Advance tickets may be purchased online starting at $20 ($10 for under 18), $25 after Oct. 9, and $30 at the door. Group ticket rates are also available. Copies of Rise Again can be purchased in advance at www.riseupandsing.org/events/rise-again-new-haven or at the event.

Please Attend an Important and Unique Forum with Aida Touma-Sliman, Oct. 17.

by Henry Lowendorf, Greater New Haven Peace Council

Aida Touma-Sliman became an Arab member of the Knesset in the Israeli election last January. She is a lifelong political activist, Director-General of Women Against Violence, the largest Arab women’s NGO in Israel, editor-in-chief of Al-Ittihad, an Arab-language daily newspaper in Israel, and a member of the Central Committee of the Communist Party of Israel.

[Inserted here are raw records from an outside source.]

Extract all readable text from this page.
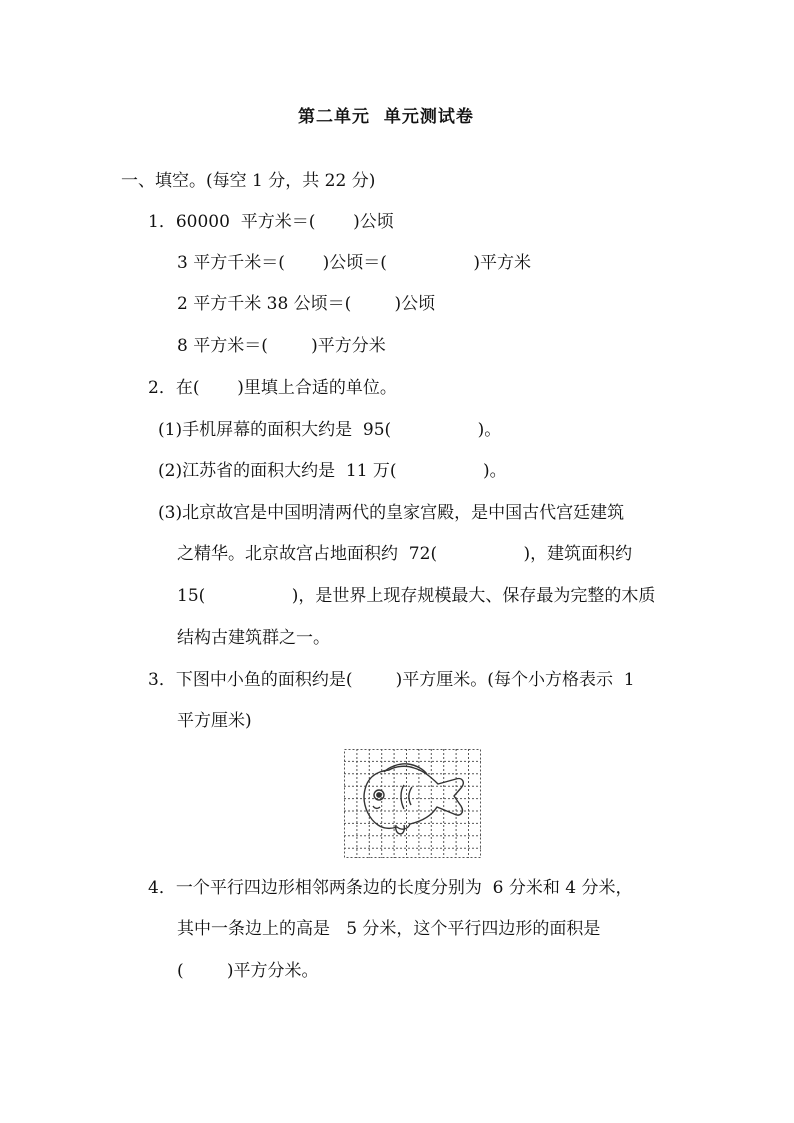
第二单元  单元测试卷
一、填空。(每空 1 分，共 22 分)
1．60000  平方米＝(       )公顷
3 平方千米＝(       )公顷＝(                )平方米
2 平方千米 38 公顷＝(        )公顷
8 平方米＝(        )平方分米
2．在(       )里填上合适的单位。
(1)手机屏幕的面积大约是  95(                )。
(2)江苏省的面积大约是  11 万(                )。
(3)北京故宫是中国明清两代的皇家宫殿，是中国古代宫廷建筑
之精华。北京故宫占地面积约  72(                )，建筑面积约
15(                )，是世界上现存规模最大、保存最为完整的木质
结构古建筑群之一。
3．下图中小鱼的面积约是(        )平方厘米。(每个小方格表示  1
平方厘米)
4．一个平行四边形相邻两条边的长度分别为  6 分米和 4 分米，
其中一条边上的高是   5 分米，这个平行四边形的面积是
(        )平方分米。
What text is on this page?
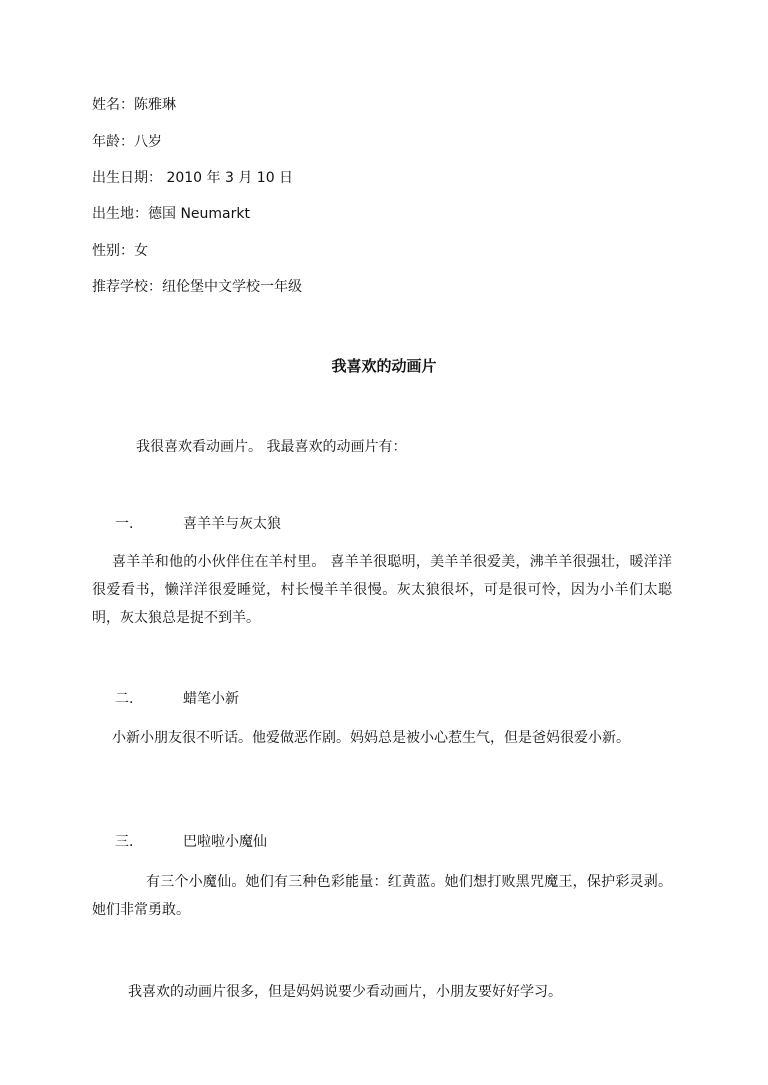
姓名：陈雅琳
年龄：八岁
出生日期： 2010 年 3 月 10 日
出生地：德国 Neumarkt
性别：女
推荐学校：纽伦堡中文学校一年级
我喜欢的动画片
我很喜欢看动画片。 我最喜欢的动画片有：
一.	喜羊羊与灰太狼
喜羊羊和他的小伙伴住在羊村里。 喜羊羊很聪明，美羊羊很爱美，沸羊羊很强壮，暖洋洋很爱看书，懒洋洋很爱睡觉，村长慢羊羊很慢。灰太狼很坏，可是很可怜，因为小羊们太聪明，灰太狼总是捉不到羊。
二.	蜡笔小新
小新小朋友很不听话。他爱做恶作剧。妈妈总是被小心惹生气，但是爸妈很爱小新。
三.	巴啦啦小魔仙
有三个小魔仙。她们有三种色彩能量：红黄蓝。她们想打败黑咒魔王，保护彩灵剥。她们非常勇敢。
我喜欢的动画片很多，但是妈妈说要少看动画片，小朋友要好好学习。
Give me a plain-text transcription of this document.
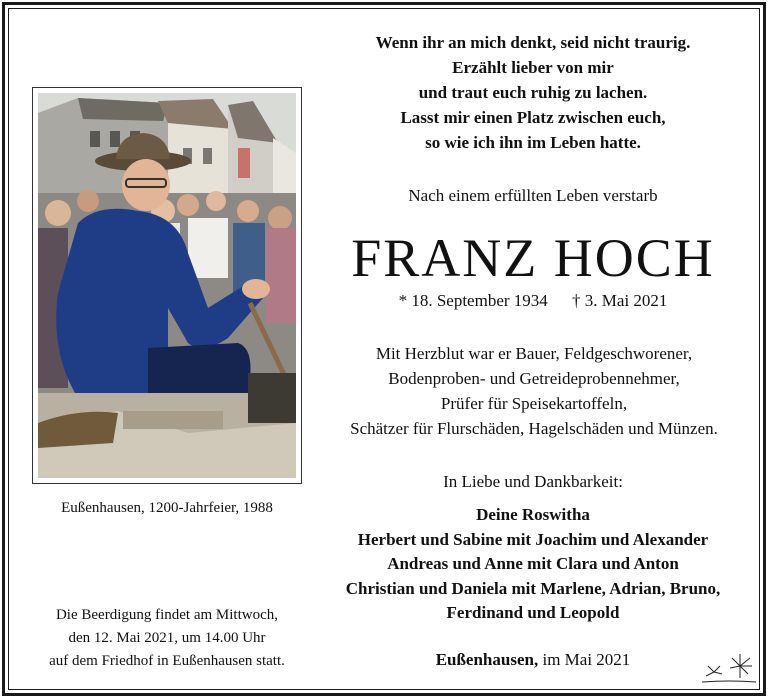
Wenn ihr an mich denkt, seid nicht traurig.
Erzählt lieber von mir
und traut euch ruhig zu lachen.
Lasst mir einen Platz zwischen euch,
so wie ich ihn im Leben hatte.
Nach einem erfüllten Leben verstarb
FRANZ HOCH
* 18. September 1934 † 3. Mai 2021
Mit Herzblut war er Bauer, Feldgeschworener,
Bodenproben- und Getreideprobennehmer,
Prüfer für Speisekartoffeln,
Schätzer für Flurschäden, Hagelschäden und Münzen.
In Liebe und Dankbarkeit:
Deine Roswitha
Herbert und Sabine mit Joachim und Alexander
Andreas und Anne mit Clara und Anton
Christian und Daniela mit Marlene, Adrian, Bruno,
Ferdinand und Leopold
Eußenhausen, im Mai 2021
Eußenhausen, 1200-Jahrfeier, 1988
Die Beerdigung findet am Mittwoch,
den 12. Mai 2021, um 14.00 Uhr
auf dem Friedhof in Eußenhausen statt.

Because of a new Israeli law intended to reduce the number of small parrties in the Knesset, the several Arab parties, with widely diverse ideologies and programs, created a Joint List, a coalition, to be voted on as a block. The election result was that the Joint List became the third largest block in the parliament.
Touma-Sliman was voted the Chair of the Knesset’s Permanent Committee on the Status of Women and Gender Equality, the first Arab chair of a Knesset committee.

In an interview in the Jewish Journal (www.youtube.com/ watch?v=hUslyGicqfs) Touma-Sliman describes herself: “I am not accepted because of my opinions, because I stood up against many of the things the patriarchal laws in our society… To be now in the mainstream of our society … gives us the power as a movement, to address new groups of people, to raise the voice of rights of women from the highest platform to the parliament and in our society.”

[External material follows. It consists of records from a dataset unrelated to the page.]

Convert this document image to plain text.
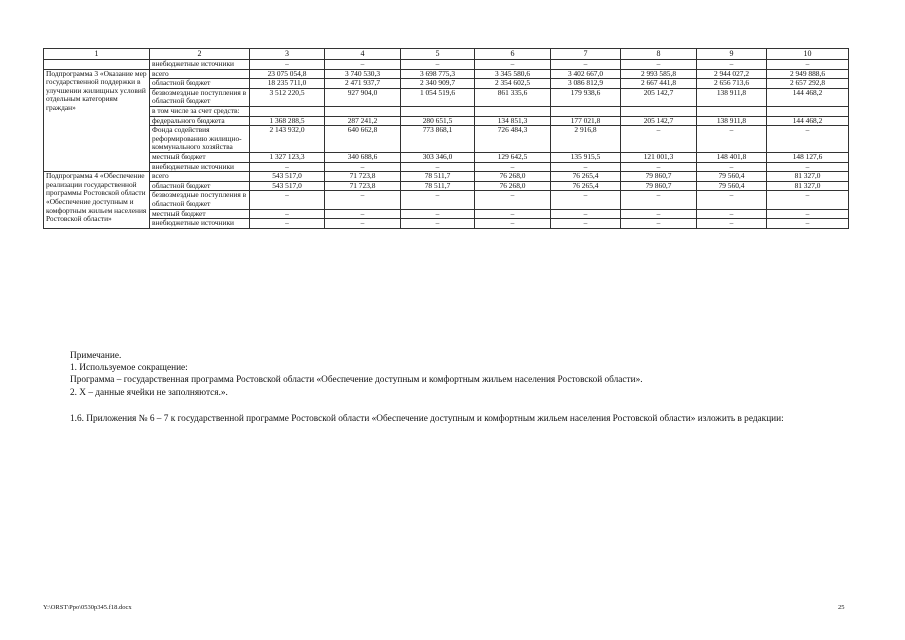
1	2	3	4	5	6	7	8	9	10
	внебюджетные источники	–	–	–	–	–	–	–	–
Подпрограмма 3 «Оказание мер государственной поддержки в улучшении жилищных условий отдельным категориям граждан»	всего	23 075 054,8	3 740 530,3	3 698 775,3	3 345 580,6	3 402 667,0	2 993 585,8	2 944 027,2	2 949 888,6
	областной бюджет	18 235 711,0	2 471 937,7	2 340 909,7	2 354 602,5	3 086 812,9	2 667 441,8	2 656 713,6	2 657 292,8
	безвозмездные поступления в областной бюджет	3 512 220,5	927 904,0	1 054 519,6	861 335,6	179 938,6	205 142,7	138 911,8	144 468,2
	в том числе за счет средств:								
	федерального бюджета	1 368 288,5	287 241,2	280 651,5	134 851,3	177 021,8	205 142,7	138 911,8	144 468,2
	Фонда содействия реформированию жилищно-коммунального хозяйства	2 143 932,0	640 662,8	773 868,1	726 484,3	2 916,8	–	–	–
	местный бюджет	1 327 123,3	340 688,6	303 346,0	129 642,5	135 915,5	121 001,3	148 401,8	148 127,6
	внебюджетные источники	–	–	–	–	–	–	–	–
Подпрограмма 4 «Обеспечение реализации государственной программы Ростовской области «Обеспечение доступным и комфортным жильем населения Ростовской области»	всего	543 517,0	71 723,8	78 511,7	76 268,0	76 265,4	79 860,7	79 560,4	81 327,0
	областной бюджет	543 517,0	71 723,8	78 511,7	76 268,0	76 265,4	79 860,7	79 560,4	81 327,0
	безвозмездные поступления в областной бюджет	–	–	–	–	–	–	–	–
	местный бюджет	–	–	–	–	–	–	–	–
	внебюджетные источники	–	–	–	–	–	–	–	–
Примечание.
1. Используемое сокращение:
Программа – государственная программа Ростовской области «Обеспечение доступным и комфортным жильем населения Ростовской области».
2. X – данные ячейки не заполняются.».
1.6. Приложения № 6 – 7 к государственной программе Ростовской области «Обеспечение доступным и комфортным жильем населения Ростовской области» изложить в редакции:
Y:\ORST\Ppo\0530p345.f18.docx	25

Of discrimination against Arabs in Israel proper, Touma-Sliman says that “In our villages and towns since 1948, not one industrial zone was built, no proper public transportation. Even in minimal civil rights we are not getting what we are supposed to get.”

She refers to the Israeli occupation: “We don’t want [Israel] to continue to be occupiers, because occupation is ruining not only those who are occupied, it is ruining also the occupiers themselves.” “Settlements are an international crime… You cannot use your crimes” to bargain.
With the recent peace agreement with Iran over Iran’s nuclear program, there is now increased attention on Israel’s existing nuclear arsenal, attention that the Israeli government constantly tries to deflect. In 2013, Touma-Sliman spoke at a peace conference to create a zone in the Middle East free of nuclear weapons: “If peace groups don’t make the connection that the Israeli government is the source of hostile policy against neighboring countries, and if we don’t speak about nuclear policy and to ask Israel to join international agreements and be under the control and inspection on that matter we are missing the point.”

Don’t miss this unique opportunity to hear Aida Touma-Sliman, Bethesda Lutheran Church, 450 Whitney Ave., 7 p.m. Saturday, Oct. 17.